IPPNW fordert Mut zum Verhandeln

Regierungserklärung des Bundeskanzlers und EU-Gipfeltreffen in Brüssel

EU-Gipfeltreffen in Brüssel

Die ärztliche Friedensorganisation IPPNW begrüßt den Aufruf des SPD-Fraktionsvorsitzenden Rolf Mützenich, darüber nachzudenken, „wie man einen Krieg einfrieren und später auch beenden kann" und fordert die Bundesregierung und Abgeordneten auf, sich mit seinen Vorschlägen inhaltlich auseinander zu setzen. Mützenich spricht sich für lokale Waffenruhen und humanitäre Feuerpausen aus, die überführt werden könnten in eine beständige Abwesenheit militärischer Gewalt, was die Zustimmung beider Kriegsparteien benötige.

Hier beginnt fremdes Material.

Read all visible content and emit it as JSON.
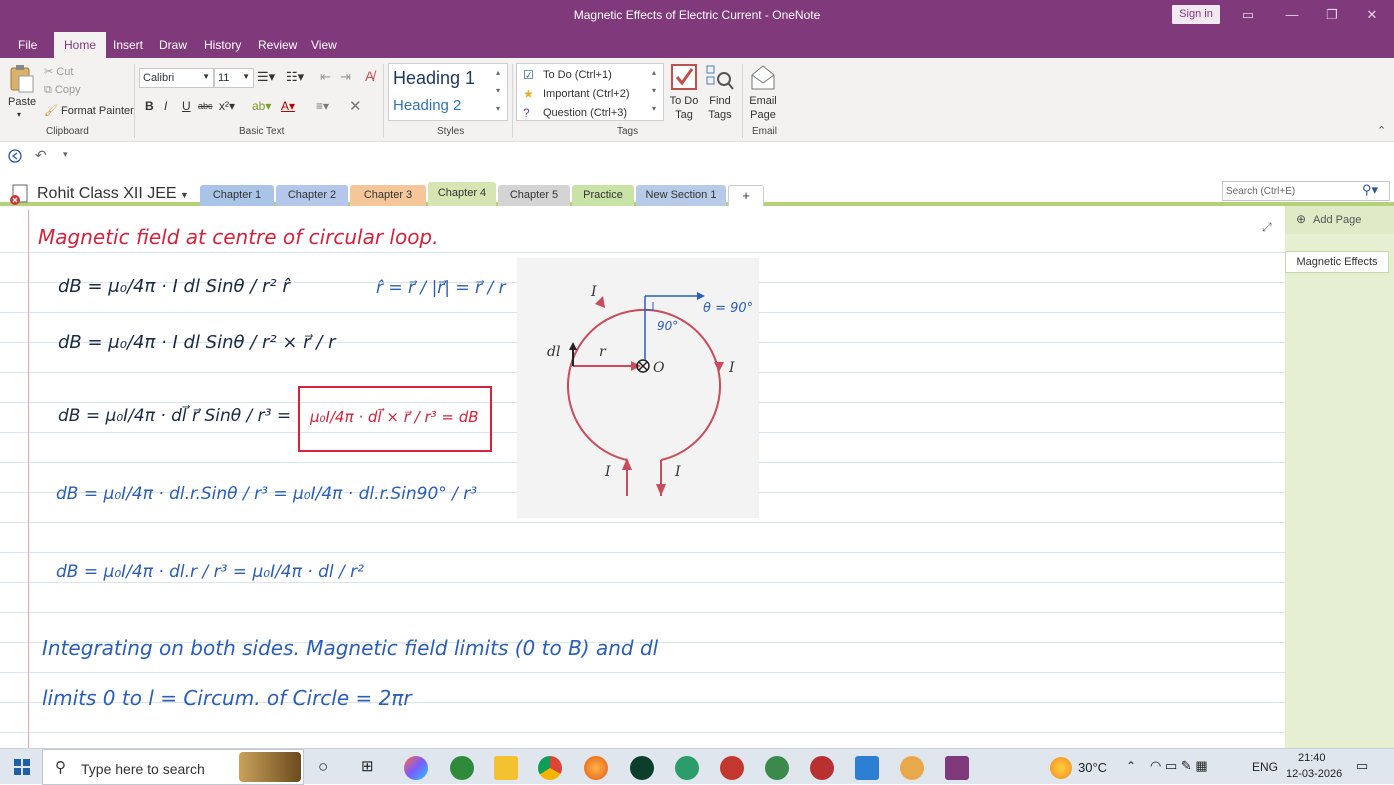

Schwerpunkt des Gipfeltreffens der EU-Staats- und Regierungschefs am Donnerstag und Freitag in Brüssel ist die militärische Unterstützung der Ukraine und eine Strategie für die europäische Verteidigungsindustrie. Die Bundesregierung hat gestern bei einem Treffen der Ukraine-Kontaktgruppe in Ramstein eine weitere Unterstützung der Ukraine in Höhe von 500 Millionen Euro angekündigt. Die Friedensnobelpreisträgerorganisation warnt erneut davor, ausschließlich auf eine militärische Lösung des Konfliktes zu setzen. Mit jedem Tag, den der Krieg dauert, steige die Gefahr einer Ausweitung des Krieges bis hin zum Atomkrieg.

Dass diese Befürchtungen ernst zu nehmen sind, zeigt ein Bericht der „New York Times“ vom 9. März 2024. Danach soll die US-Regierung im Herbst 2022 mit einem russischen Einsatz von Atomwaffen gerechnet haben. Als die ukrainischen Streitkräfte während ihrer Gegenoffensive im Osten des Landes die russische Armee in die Enge getrieben haben, hätte Russland zu jener Zeit ernsthaft in Erwägung gezogen, Atomwaffen in der Ukraine einzusetzen. Laut der New York Times stammen diese Informationen u.a. aus abgefangener, streng vertraulicher Kommunikation. Sollte die Ukraine versuchen, die Krim zurückzuerobern, steige die Wahrscheinlichkeit eines Einsatzes von Atomwaffen durch Russland nach Einschätzung der CIA „auf 50 Prozent oder sogar noch höher“, heißt es in dem Artikel.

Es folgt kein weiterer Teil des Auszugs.